Darauf stimmt Monika Helfer ihren zukünftigen Ehemann ein, bevor sie ihm den Vater vorstellt. Mitten im Alltag zwischen Armut, Kriegsinvaliden und der schönen, doch rauen Natur, wirkt der schlanke, zerbrechliche, blitzgescheite Vater wie aus einer anderen Welt. Diese Welt wird die Autorin prägen, auch wenn der Vater für sie in letzter Instanz immer ein wenig ein Mysterium bleiben wird.

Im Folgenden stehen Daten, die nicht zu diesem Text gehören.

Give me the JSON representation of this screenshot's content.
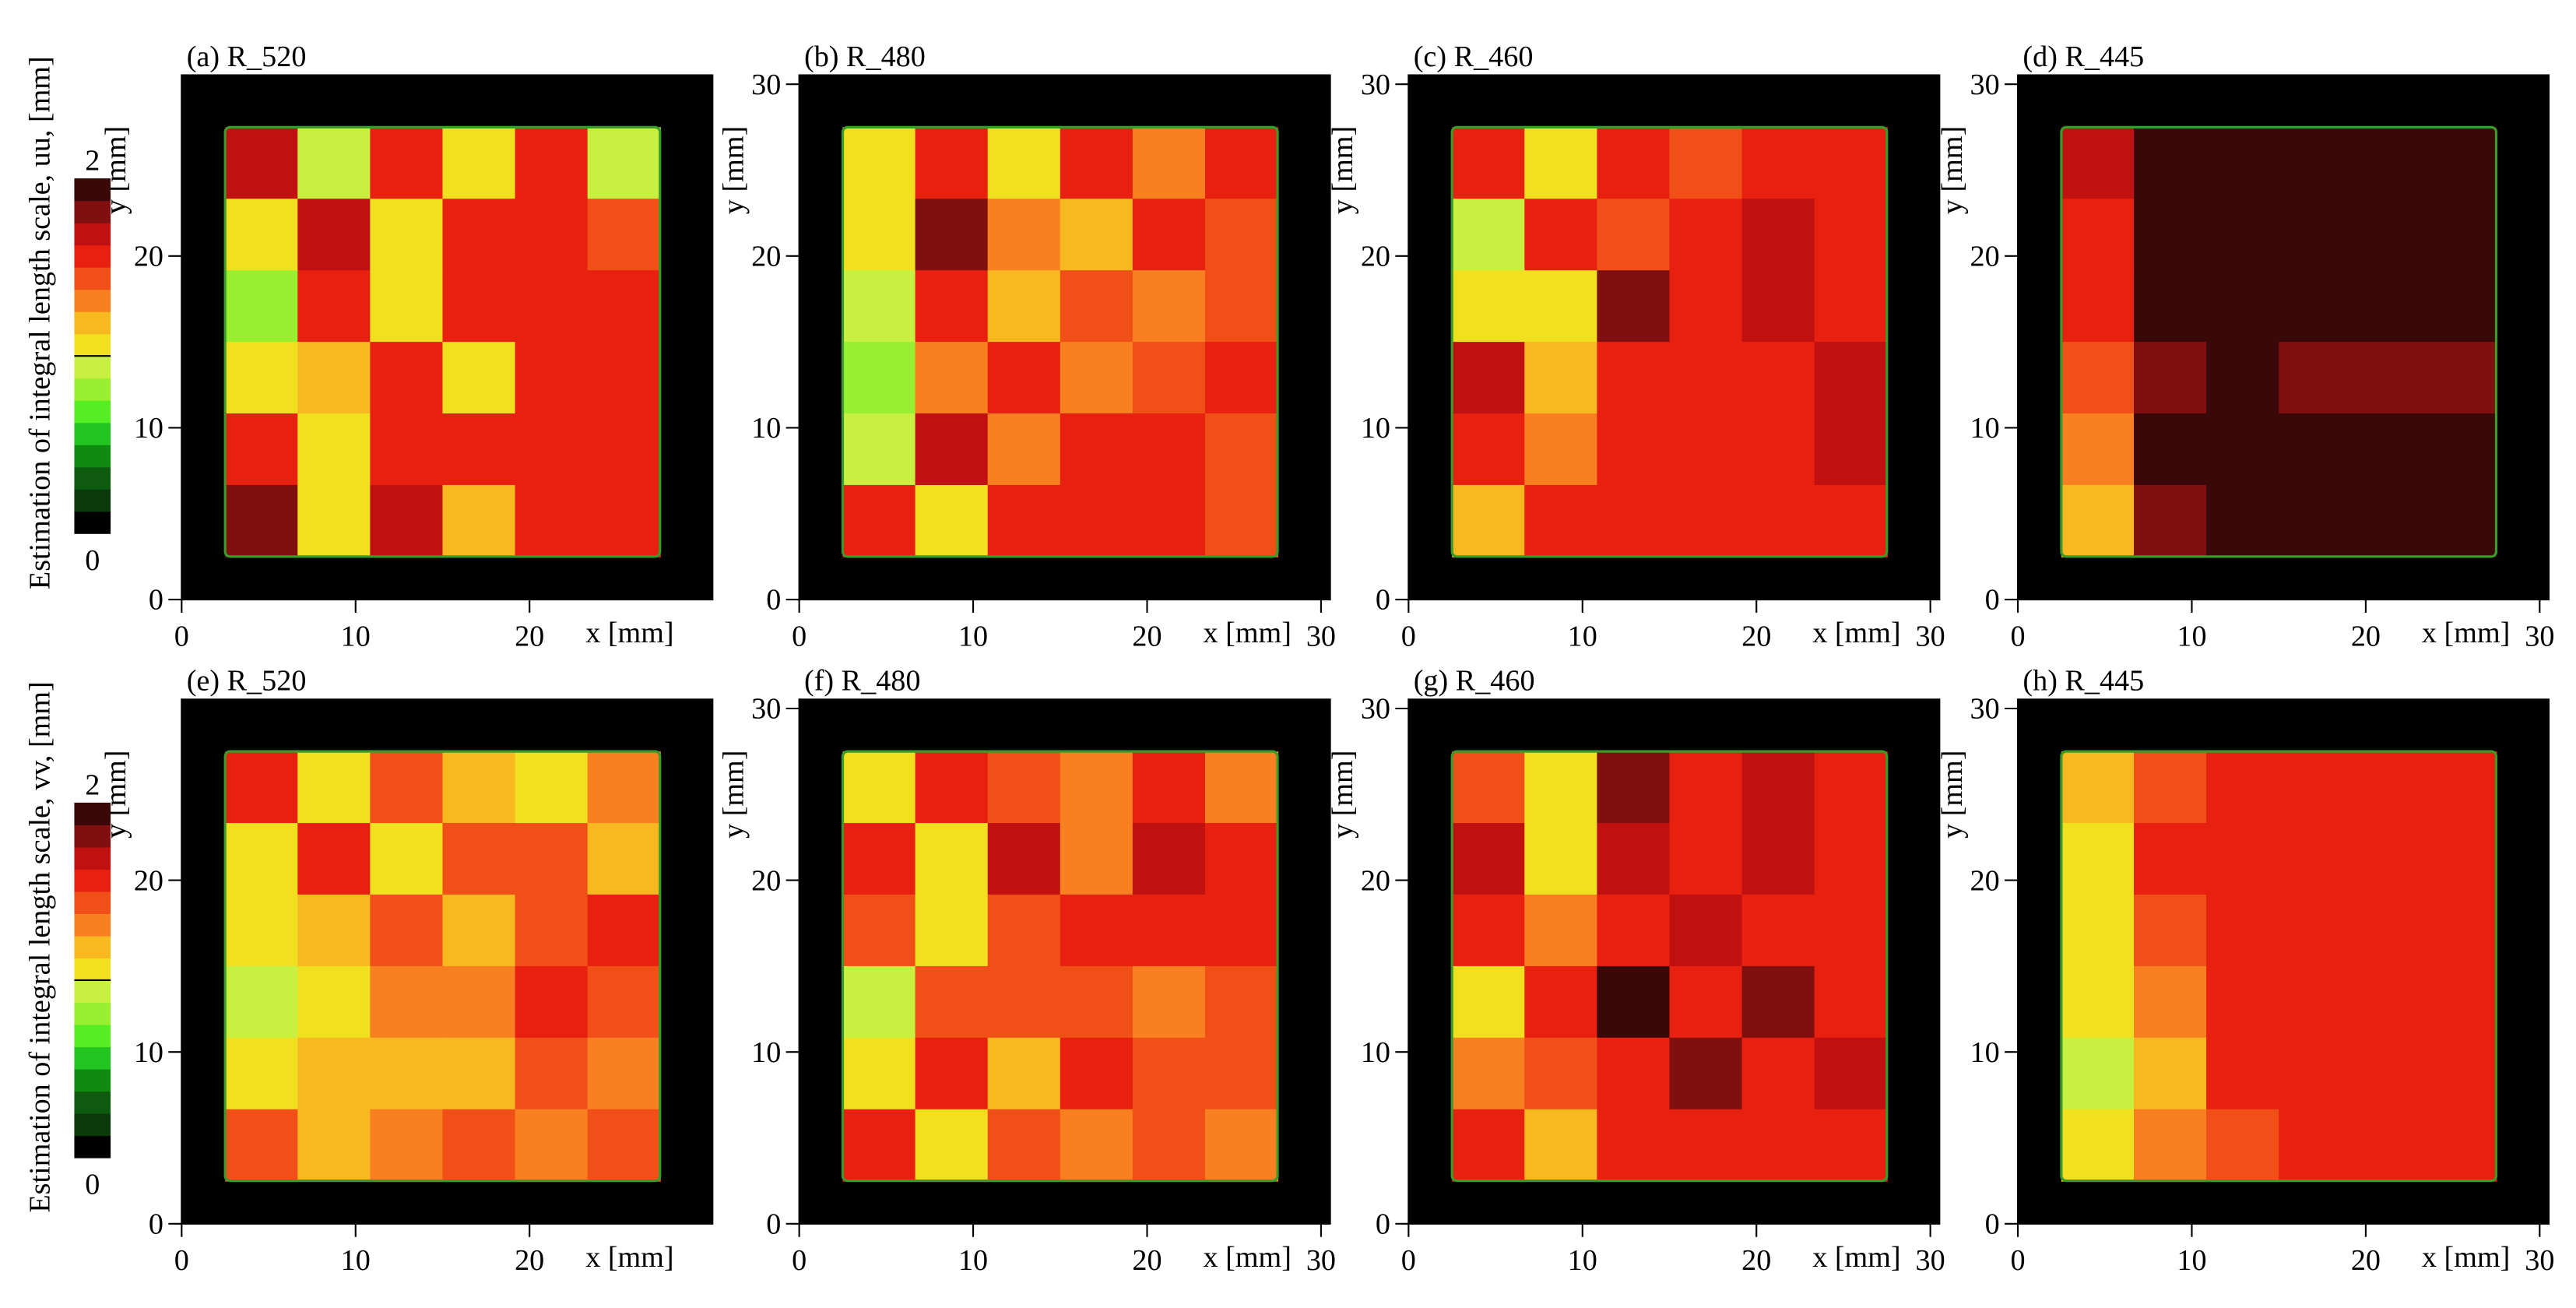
{
  "chart_data": [
    {
      "type": "heatmap",
      "title": "(a) R_520",
      "xlabel": "x [mm]",
      "ylabel": "y [mm]",
      "xlim": [
        0,
        30
      ],
      "ylim": [
        0,
        30
      ],
      "xticks": [
        0,
        10,
        20
      ],
      "yticks": [
        0,
        10,
        20
      ],
      "z": [
        [
          1.7,
          0.9,
          1.6,
          1.0,
          1.6,
          0.9
        ],
        [
          1.0,
          1.7,
          1.1,
          1.6,
          1.5,
          1.4
        ],
        [
          0.8,
          1.6,
          1.0,
          1.6,
          1.5,
          1.6
        ],
        [
          1.0,
          1.2,
          1.6,
          1.1,
          1.5,
          1.5
        ],
        [
          1.6,
          1.0,
          1.6,
          1.5,
          1.6,
          1.5
        ],
        [
          1.8,
          1.1,
          1.7,
          1.2,
          1.6,
          1.5
        ]
      ]
    },
    {
      "type": "heatmap",
      "title": "(b) R_480",
      "xlabel": "x [mm]",
      "ylabel": "y [mm]",
      "xlim": [
        0,
        30
      ],
      "ylim": [
        0,
        30
      ],
      "xticks": [
        0,
        10,
        20,
        30
      ],
      "yticks": [
        0,
        10,
        20,
        30
      ],
      "z": [
        [
          1.1,
          1.6,
          1.1,
          1.5,
          1.3,
          1.5
        ],
        [
          1.0,
          1.8,
          1.3,
          1.2,
          1.5,
          1.4
        ],
        [
          0.9,
          1.5,
          1.2,
          1.4,
          1.3,
          1.4
        ],
        [
          0.8,
          1.3,
          1.5,
          1.3,
          1.4,
          1.5
        ],
        [
          0.9,
          1.7,
          1.3,
          1.5,
          1.6,
          1.4
        ],
        [
          1.5,
          1.0,
          1.6,
          1.5,
          1.5,
          1.4
        ]
      ]
    },
    {
      "type": "heatmap",
      "title": "(c) R_460",
      "xlabel": "x [mm]",
      "ylabel": "y [mm]",
      "xlim": [
        0,
        30
      ],
      "ylim": [
        0,
        30
      ],
      "xticks": [
        0,
        10,
        20,
        30
      ],
      "yticks": [
        0,
        10,
        20,
        30
      ],
      "z": [
        [
          1.6,
          1.1,
          1.6,
          1.4,
          1.5,
          1.6
        ],
        [
          0.9,
          1.5,
          1.4,
          1.6,
          1.7,
          1.6
        ],
        [
          1.0,
          1.1,
          1.8,
          1.5,
          1.7,
          1.6
        ],
        [
          1.7,
          1.2,
          1.5,
          1.6,
          1.6,
          1.7
        ],
        [
          1.5,
          1.3,
          1.5,
          1.5,
          1.6,
          1.7
        ],
        [
          1.2,
          1.5,
          1.5,
          1.6,
          1.5,
          1.6
        ]
      ]
    },
    {
      "type": "heatmap",
      "title": "(d) R_445",
      "xlabel": "x [mm]",
      "ylabel": "y [mm]",
      "xlim": [
        0,
        30
      ],
      "ylim": [
        0,
        30
      ],
      "xticks": [
        0,
        10,
        20,
        30
      ],
      "yticks": [
        0,
        10,
        20,
        30
      ],
      "z": [
        [
          1.7,
          1.9,
          1.9,
          2.0,
          1.9,
          2.0
        ],
        [
          1.6,
          2.0,
          1.9,
          1.9,
          1.9,
          1.9
        ],
        [
          1.6,
          1.9,
          1.9,
          1.9,
          1.9,
          1.9
        ],
        [
          1.4,
          1.8,
          1.9,
          1.8,
          1.8,
          1.8
        ],
        [
          1.3,
          1.9,
          1.9,
          1.9,
          1.9,
          1.9
        ],
        [
          1.2,
          1.8,
          1.9,
          1.9,
          2.0,
          1.9
        ]
      ]
    },
    {
      "type": "heatmap",
      "title": "(e) R_520",
      "xlabel": "x [mm]",
      "ylabel": "y [mm]",
      "xlim": [
        0,
        30
      ],
      "ylim": [
        0,
        30
      ],
      "xticks": [
        0,
        10,
        20
      ],
      "yticks": [
        0,
        10,
        20
      ],
      "z": [
        [
          1.5,
          1.0,
          1.4,
          1.2,
          1.0,
          1.3
        ],
        [
          1.1,
          1.5,
          1.1,
          1.4,
          1.4,
          1.2
        ],
        [
          1.0,
          1.2,
          1.4,
          1.2,
          1.4,
          1.5
        ],
        [
          0.9,
          1.1,
          1.3,
          1.3,
          1.5,
          1.4
        ],
        [
          1.0,
          1.2,
          1.2,
          1.2,
          1.4,
          1.3
        ],
        [
          1.4,
          1.2,
          1.3,
          1.4,
          1.3,
          1.4
        ]
      ]
    },
    {
      "type": "heatmap",
      "title": "(f) R_480",
      "xlabel": "x [mm]",
      "ylabel": "y [mm]",
      "xlim": [
        0,
        30
      ],
      "ylim": [
        0,
        30
      ],
      "xticks": [
        0,
        10,
        20,
        30
      ],
      "yticks": [
        0,
        10,
        20,
        30
      ],
      "z": [
        [
          1.0,
          1.5,
          1.4,
          1.3,
          1.5,
          1.3
        ],
        [
          1.5,
          1.0,
          1.7,
          1.3,
          1.7,
          1.6
        ],
        [
          1.4,
          1.0,
          1.4,
          1.5,
          1.6,
          1.5
        ],
        [
          0.9,
          1.4,
          1.4,
          1.4,
          1.3,
          1.4
        ],
        [
          1.0,
          1.5,
          1.2,
          1.5,
          1.4,
          1.4
        ],
        [
          1.5,
          1.1,
          1.4,
          1.3,
          1.4,
          1.3
        ]
      ]
    },
    {
      "type": "heatmap",
      "title": "(g) R_460",
      "xlabel": "x [mm]",
      "ylabel": "y [mm]",
      "xlim": [
        0,
        30
      ],
      "ylim": [
        0,
        30
      ],
      "xticks": [
        0,
        10,
        20,
        30
      ],
      "yticks": [
        0,
        10,
        20,
        30
      ],
      "z": [
        [
          1.4,
          1.0,
          1.8,
          1.5,
          1.7,
          1.6
        ],
        [
          1.7,
          1.1,
          1.7,
          1.6,
          1.7,
          1.6
        ],
        [
          1.5,
          1.3,
          1.6,
          1.7,
          1.6,
          1.6
        ],
        [
          1.0,
          1.5,
          1.9,
          1.5,
          1.8,
          1.6
        ],
        [
          1.3,
          1.4,
          1.6,
          1.8,
          1.6,
          1.7
        ],
        [
          1.5,
          1.2,
          1.5,
          1.5,
          1.6,
          1.6
        ]
      ]
    },
    {
      "type": "heatmap",
      "title": "(h) R_445",
      "xlabel": "x [mm]",
      "ylabel": "y [mm]",
      "xlim": [
        0,
        30
      ],
      "ylim": [
        0,
        30
      ],
      "xticks": [
        0,
        10,
        20,
        30
      ],
      "yticks": [
        0,
        10,
        20,
        30
      ],
      "z": [
        [
          1.2,
          1.4,
          1.5,
          1.5,
          1.5,
          1.5
        ],
        [
          1.1,
          1.5,
          1.5,
          1.5,
          1.5,
          1.5
        ],
        [
          1.0,
          1.4,
          1.6,
          1.5,
          1.6,
          1.5
        ],
        [
          1.0,
          1.3,
          1.5,
          1.5,
          1.6,
          1.6
        ],
        [
          0.9,
          1.2,
          1.5,
          1.5,
          1.6,
          1.6
        ],
        [
          1.1,
          1.3,
          1.4,
          1.5,
          1.5,
          1.5
        ]
      ]
    }
  ],
  "colorbars": [
    {
      "label": "Estimation of integral length scale, uu, [mm]",
      "clim": [
        0,
        2
      ],
      "ticks": [
        0,
        2
      ]
    },
    {
      "label": "Estimation of integral length scale, vv, [mm]",
      "clim": [
        0,
        2
      ],
      "ticks": [
        0,
        2
      ]
    }
  ],
  "colormap": [
    "#000000",
    "#0a3a0a",
    "#0e5a0e",
    "#118a11",
    "#22c422",
    "#55ee22",
    "#99f030",
    "#c8f040",
    "#f0e020",
    "#f8b820",
    "#f88020",
    "#f05018",
    "#e82010",
    "#c01010",
    "#801010",
    "#3a0808"
  ]
}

Monika Helfer beherrscht den perfekten Spagat aus erzählerischer Nähe und emotionaler Distanz, so dass dieser Roman sehr berührt, ohne in Sentimentalitäten abzudriften. Den Zauber der Bergwelt erzählt Sie ohne Kitsch, die Schicksalsschläge ihrer Familie ohne Pathos. Auch springt sie immer wieder im Plot zwischen den verschiedenen Dekaden hin und her. Eben noch spielt die kindliche Monika Helfer glücklich in den bunten, üppigen Almwiesen, da ploppt auch schon eine Erinnerung an ihre eigene Tochter, die beim Wandern in den Bergen zu Tode kam, in das Alpenidyll hinein. Alles im Leben hat zwei Seiten, das Lebensspendende kann ebenso tödlich sein. Freud und Leid sind in der „Bagage“ eng miteinander verbunden.

Es ein Roman über Zusammenhalt, über das, was uns mit Menschen über Generationen verbindet. „Blut ist dicker als Wasser“, heißt es so schön. Das volle Ausmaß dieser Redensart wird den LeserInnen beim Genuss dieser Lektüre literarisch aufs Schönste vor Augen geführt. Weniger spektakulär als „Die Bagage“, dafür ruhiger und nahbarer. Ein stellvertretendes Stück Zeitgeschichte als Symbol einer gefallenen Männergeneration und der daraus emporsteigenden starken Töchter.

Monika Helfer: Vati.
dtv, Oktober 2022.
176 Seiten, Taschenbuch, 11,00 Euro.

Diese Rezension wurde verfasst von Diana Wieser.